“Wherever the readers are, wherever the viewers are, that is where propaganda reports must extend their tentacles.” — Xi Jinping, February 2016
1A widely used digital television service in Kenya includes Chinese state television in its most affordable package while omitting international news outlets.2 Portuguese television launches a prime-time “China Hour” featuring content from Chinese state media.3 Chinese diplomats intimidate a cable executive in Washington, DC, to keep New Tang Dynasty Television (NTDTV), a station founded by Chinese Americans who practice Falun Gong, off the air.4 And a partly Chinese-owned South African newspaper abruptly ends a writer’s column after he discusses repression in China’s Xinjiang region.5
These examples, which have come to light over the past three years, illustrate the various ways in which Chinese Communist Party (CCP) media influence—in the form of censorship, propaganda, and control over content-delivery systems—extend beyond the borders of mainland China to reach countries and audiences around the globe.

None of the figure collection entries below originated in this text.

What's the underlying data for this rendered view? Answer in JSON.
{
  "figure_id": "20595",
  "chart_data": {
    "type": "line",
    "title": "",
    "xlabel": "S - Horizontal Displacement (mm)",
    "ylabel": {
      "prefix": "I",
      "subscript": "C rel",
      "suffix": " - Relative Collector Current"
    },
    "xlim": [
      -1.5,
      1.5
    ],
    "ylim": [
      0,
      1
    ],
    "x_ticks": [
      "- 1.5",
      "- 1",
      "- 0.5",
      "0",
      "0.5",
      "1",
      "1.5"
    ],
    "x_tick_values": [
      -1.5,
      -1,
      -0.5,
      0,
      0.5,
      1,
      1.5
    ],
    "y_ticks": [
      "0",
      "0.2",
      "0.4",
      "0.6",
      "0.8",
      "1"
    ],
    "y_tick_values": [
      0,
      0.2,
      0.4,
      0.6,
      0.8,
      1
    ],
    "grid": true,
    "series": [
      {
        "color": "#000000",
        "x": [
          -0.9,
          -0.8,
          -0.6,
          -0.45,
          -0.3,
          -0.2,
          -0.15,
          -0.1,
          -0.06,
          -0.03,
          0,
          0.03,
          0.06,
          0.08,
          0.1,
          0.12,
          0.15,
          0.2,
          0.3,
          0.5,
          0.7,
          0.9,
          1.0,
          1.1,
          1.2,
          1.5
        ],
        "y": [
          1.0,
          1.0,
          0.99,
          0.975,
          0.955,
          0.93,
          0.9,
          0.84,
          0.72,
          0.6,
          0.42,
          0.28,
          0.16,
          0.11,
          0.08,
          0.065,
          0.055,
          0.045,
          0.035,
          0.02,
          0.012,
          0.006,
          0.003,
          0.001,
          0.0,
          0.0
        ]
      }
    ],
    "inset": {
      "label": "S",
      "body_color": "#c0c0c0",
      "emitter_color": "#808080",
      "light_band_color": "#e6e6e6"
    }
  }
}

The report below updates and expands on a 2013 study by the same author, The Long Shadow of Chinese Censorship: How the Communist Party’s Media Restrictions Affect News Outlets around the World, published by the Center for International Media Assistance at the National Endowment for Democracy.6 Drawing on recent scholarly research, media reports, interviews, Chinese government documents, and official speeches, the present report addresses the following questions:
- What are the goals of the CCP’s efforts to influence media outlets and news reporting globally?
- How does the CCP promote state media content and desired narratives internationally, while deploying various tactics to suppress critical news reporting?
- How have these dynamics evolved over the past three years under the consolidated CCP leadership of Xi Jinping?
- To what extent do the CCP’s efforts appear to be achieving the desired effect?
- How are governmental and nongovernmental actors responding to the challenges to press freedom and democratic governance posed by the covert, corrupt, and coercive aspects of the CCP’s transnational media influence?